Coupure de courant massive à Cuba : pénurie d'énergie et tensions
Nouvelle panne massive à Cuba
Cuba, soumis à un blocus énergétique de Washington, est confrontée à une nouvelle panne électrique massive dans l'est du pays, où les habitants ne cachent plus leur exaspération face aux interminables délestages.
La situation a poussé le gouvernement à accepter d'examiner une proposition d'aide américaine de 100 millions de dollars.
Jeudi, la situation électrique du pays est particulièrement critique: la partie orientale de Cuba est touchée par une nouvelle coupure de courant massive et la principale centrale électrique du pays, située dans la province de Matanzas, à une centaine de kilomètres de La Havane, est tombée en panne.
Mercredi, le ministre de l'Energie et des mines avait indiqué que le pays n'avait plus "du tout de fioul et plus du tout de diesel" et que les 100'000 tonnes de brut du pétrolier russe autorisé à accoster fin mars étaient "épuisées".

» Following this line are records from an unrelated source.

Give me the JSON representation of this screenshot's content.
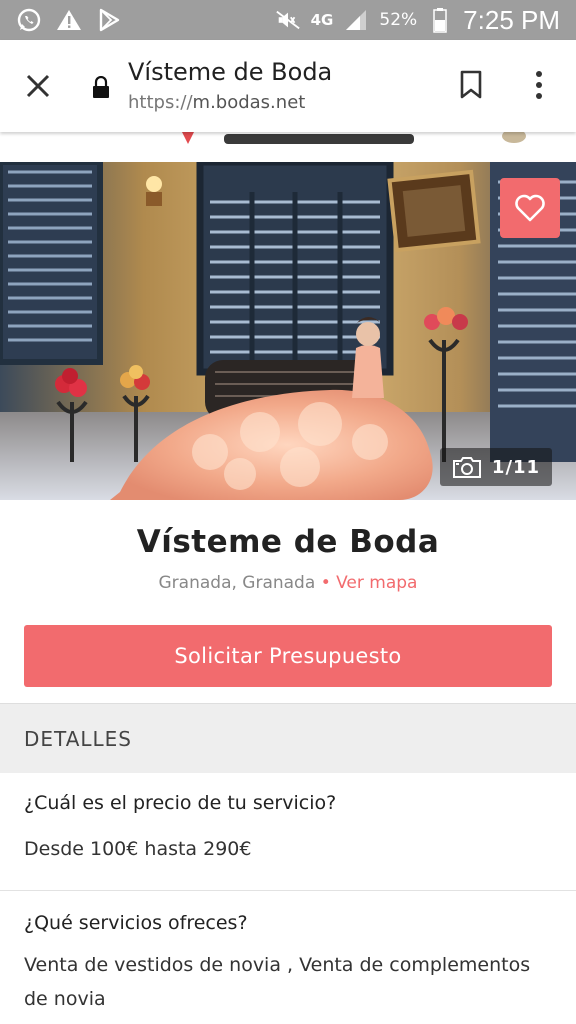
{
  "status_bar": {
    "network": "4G",
    "battery": "52%",
    "time": "7:25 PM",
    "icons": [
      "whatsapp-icon",
      "warning-icon",
      "play-store-icon",
      "mute-icon",
      "signal-icon",
      "battery-icon"
    ]
  },
  "browser": {
    "title": "Vísteme de Boda",
    "url_scheme": "https://",
    "url_host": "m.bodas.net",
    "icons": [
      "close-icon",
      "lock-icon",
      "bookmark-icon",
      "more-vert-icon"
    ]
  },
  "hero": {
    "photo_counter": "1/11",
    "favorite_icon": "heart-icon",
    "camera_icon": "camera-icon"
  },
  "vendor": {
    "name": "Vísteme de Boda",
    "location": "Granada, Granada",
    "separator": "•",
    "map_link": "Ver mapa"
  },
  "cta": {
    "label": "Solicitar Presupuesto"
  },
  "details": {
    "header": "DETALLES",
    "items": [
      {
        "question": "¿Cuál es el precio de tu servicio?",
        "answer": "Desde 100€ hasta 290€"
      },
      {
        "question": "¿Qué servicios ofreces?",
        "answer": "Venta de vestidos de novia , Venta de complementos de novia"
      }
    ]
  },
  "colors": {
    "accent": "#f26b6e",
    "status_bar": "#9e9e9e",
    "section_bg": "#eeeeee"
  }
}
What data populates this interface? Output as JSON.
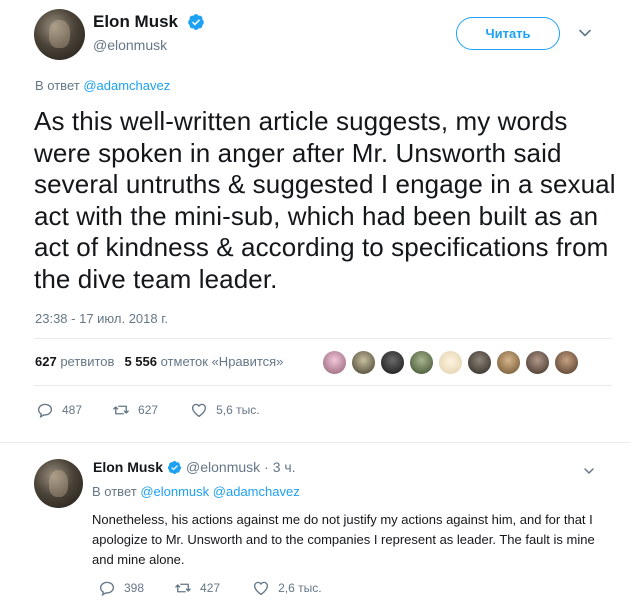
{
  "main_tweet": {
    "author_name": "Elon Musk",
    "author_handle": "@elonmusk",
    "follow_label": "Читать",
    "reply_prefix": "В ответ",
    "reply_to": "@adamchavez",
    "text": "As this well-written article suggests, my words were spoken in anger after Mr. Unsworth said several untruths & suggested I engage in a sexual act with the mini-sub, which had been built as an act of kindness & according to specifications from the dive team leader.",
    "timestamp": "23:38 - 17 июл. 2018 г.",
    "retweets_count": "627",
    "retweets_label": "ретвитов",
    "likes_count": "5 556",
    "likes_label": "отметок «Нравится»",
    "actions": {
      "replies": "487",
      "retweets": "627",
      "likes": "5,6 тыс."
    }
  },
  "reply_tweet": {
    "author_name": "Elon Musk",
    "author_handle": "@elonmusk",
    "time_ago": "· 3 ч.",
    "reply_prefix": "В ответ",
    "reply_to_1": "@elonmusk",
    "reply_to_2": "@adamchavez",
    "text": "Nonetheless, his actions against me do not justify my actions against him, and for that I apologize to Mr. Unsworth and to the companies I represent as leader. The fault is mine and mine alone.",
    "actions": {
      "replies": "398",
      "retweets": "427",
      "likes": "2,6 тыс."
    }
  },
  "icons": [
    "verified-icon",
    "chevron-down-icon",
    "reply-icon",
    "retweet-icon",
    "like-icon"
  ],
  "colors": {
    "accent": "#1da1f2",
    "secondary_text": "#657786",
    "primary_text": "#14171a",
    "divider": "#e6ecf0"
  }
}
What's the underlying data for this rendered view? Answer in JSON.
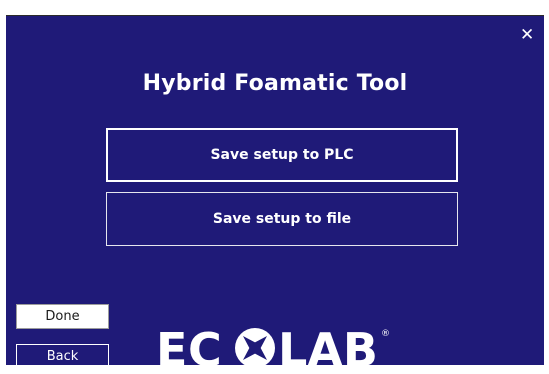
{
  "dialog": {
    "title": "Hybrid Foamatic Tool",
    "close_glyph": "✕",
    "close_icon": "close-icon",
    "background_color": "#1f1a78"
  },
  "actions": {
    "save_to_plc_label": "Save setup to PLC",
    "save_to_file_label": "Save setup to file"
  },
  "footer": {
    "done_label": "Done",
    "back_label": "Back"
  },
  "logo": {
    "text": "ECOLAB",
    "registered_mark": "®"
  }
}
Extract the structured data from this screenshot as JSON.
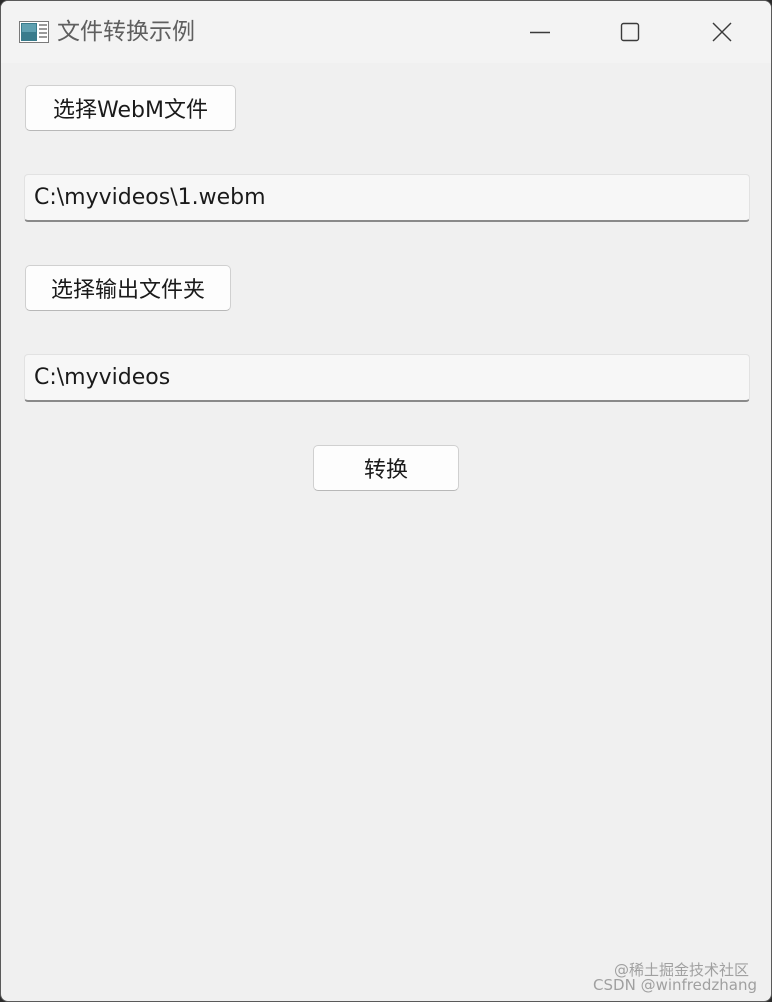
{
  "window": {
    "title": "文件转换示例"
  },
  "controls": {
    "select_webm_label": "选择WebM文件",
    "input_path_value": "C:\\myvideos\\1.webm",
    "select_output_label": "选择输出文件夹",
    "output_path_value": "C:\\myvideos",
    "convert_label": "转换"
  },
  "watermark": {
    "line1": "@稀土掘金技术社区",
    "line2": "CSDN @winfredzhang"
  },
  "colors": {
    "window_bg": "#f0f0f0",
    "titlebar_bg": "#f3f3f3",
    "title_text": "#5f5f5f"
  },
  "icons": {
    "app": "app-window-icon",
    "minimize": "minimize-icon",
    "maximize": "maximize-icon",
    "close": "close-icon"
  }
}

Les délestages à répétition ont provoqué des tensions sociales dans la nuit de mercredi à jeudi à La Havane. Les habitants y ont manifesté leur exaspération face à des coupures pouvant durer plus d'une vingtaine d'heures.
Des habitants de plusieurs quartiers de la capitale ont tapé sur des casseroles pour exprimer leur lassitude, selon des témoignages recueillis par l'AFP. "Mettez-nous la lumière!", criaient des résidents de Playa, un quartier de l'ouest de la capitale, a constaté l'AFP.
Plus tôt dans la journée, quelques dizaines de personnes ont également protesté contre les interminables coupures de courant à San Miguel del Padron, quartier périphérique de La Havane.
La situation du réseau électrique, déjà critique, a encore empiré jeudi matin.
"A 06h09 s'est produit une déconnexion partielle du réseau" électrique, a indiqué la compagnie d'électricité UNE dans une note informative diffusée sur son site internet. La compagnie a précisé que sept provinces sur quinze étaient touchées par cette déconnexion.
Les provinces allant de celle de Ciego de Avila, dans le centre du pays, jusqu'à celle de Guantanamo, à l'extrême est de l'île, sont concernées par la panne, dont l'origine n'a pas été précisée.
Peu après, la compagnie électrique, citée par les médias d'Etat, a indiqué que la centrale thermo-électrique, Antonio Guiteras, qui fournit le plus d'électricité au pays, s'était déconnectée du réseau électrique en raison "d'une fuite dans la chaudière".
Cette nouvelle coupure massive survient alors que le pays, soumis à des restrictions drastiques de carburant sous la pression de Washington, a reconnu une situation "tendue" pour l'alimentation électrique ces derniers jours, en raison de pénuries de combustibles.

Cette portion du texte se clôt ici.